In Unit 9, we looked at employment discrimination, anti-discrimination law, and the burdens placed on women by family responsibilities. We took a factual and historical approach to workplace employment policies, and reflected on the role of work in our lives.
In this unit, we will focus on affirmative action and sexual harassment, two of the most hotly debated issues in human resources ethics. There are many philosophical arguments for and against the justice of and consequences of affirmative action. There are many different senses of the term. Sexual harassment is controversial, not because there is any doubt that it is wrong, but because the behavioural boundaries of what constitutes it are fuzzy.
There is also a case about drugs in the workplace. That topic fits more with Unit 9, but I held it over to balance the number of readings and cases.
10.1 Affirmative Action
In Canada, the Charter of Rights both forbids discrimination and leaves the door open for various sorts of affirmative action.
Canadian Charter of Rights and Freedoms (1982)
15 (1) "Every individual is equal before and under the law and has the right to the equal protection and equal benefit of the law without discrimination and, in particular, without discrimination based on race, national or ethnic origin, colour, religion, sex, age, or mental and physical disability."
15 (2) "Subsection (1) does not preclude any law, program, or activity that has as its object the amelioration of conditions disadvantaged individuals or groups [in the above categories]."

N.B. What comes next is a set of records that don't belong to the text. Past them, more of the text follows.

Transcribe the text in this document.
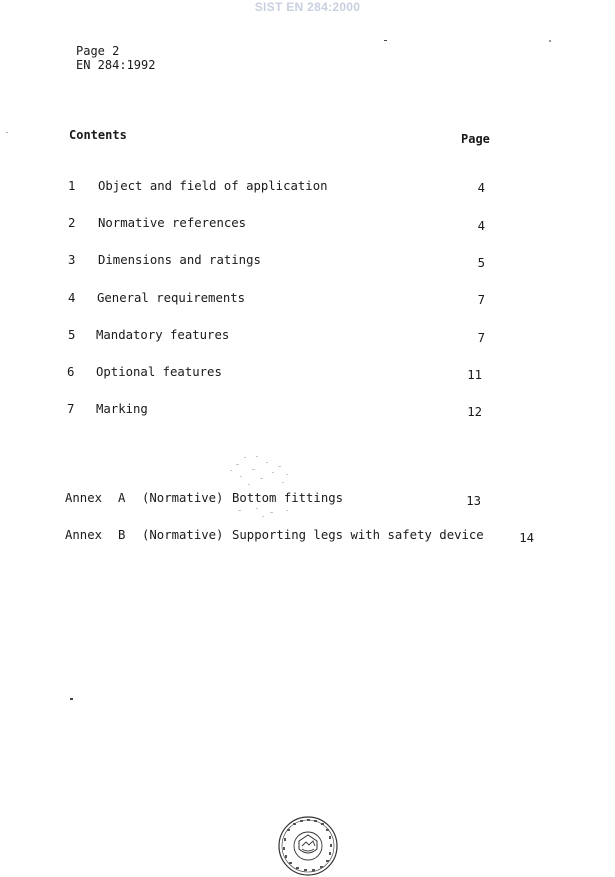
SIST EN 284:2000
Page 2
EN 284:1992
Contents	Page
1 Object and field of application	4
2 Normative references	4
3 Dimensions and ratings	5
4 General requirements	7
5 Mandatory features	7
6 Optional features	11
7 Marking	12
Annex A (Normative) Bottom fittings	13
Annex B (Normative) Supporting legs with safety device	14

Soon after that, the Canadian Employment Equity Act (1986) recognized four designated groups to be benefitted by affirmative action policies:
Women (2) Aboriginal People (3) Disabled Persons (4) Visible Minorities (i.e. non-whites).
In Canada, the term "employment equity" is often used where Americans would say "affirmative action," although both terms have a currency in Canada. Both terms are positive sounding (as opposed to "quota hiring" and "reverse discrimination") and vague enough to be used in a number of senses.
In an 1984 article, Ontario Judge Rosalie Abella distinguishes four senses of equality in employment.
Rosalie Abella - "Defining Equality in Employment"
Non-Discrimination - the most basic step is simply to outlaw discrimination in employment and allow victims to bring suit.
Economic, Social, Political, and Educational Equality - provide opportunities for all through good social programs (quality public education, affordable college and university tuition, job training, programs for children in poverty, etc).
Meeting Special Needs - technical supports for the disabled, language programs for immigrants, child-care and part-time options for parents (generally mothers). Like 2, this promotes quality of opportunity. You help the disadvantaged overcome barriers that get in the way of them competing for jobs.
Quota Laws, Reverse Discrimination - the most extreme and controversial step.
There is widespread consensus in favour of banning discrimination. The only problem people have with 2 and 3 is that it costs money which must come out of tax revenue.
The opposition to anti-discrimination laws comes from libertarian advocates of a free market, who believe that employers should have the right to hire who they want without interference from the state.
Jan Narveson - "Have we a Right to Non-Discrimination?"
Narveson, a retired University of Waterloo professor, is one philosopher who took this view. He denied we have a right to non-discrimination because:
There is no duty to hire anyone, thus there is no duty to hire the most competent person. The company that creates the jobs can give them to the people they want on whatever basis.
Discrimination is not economically rational. In a free market, companies will be rewarded for hiring the most competent people. Therefore the state and the law don't need to get involved.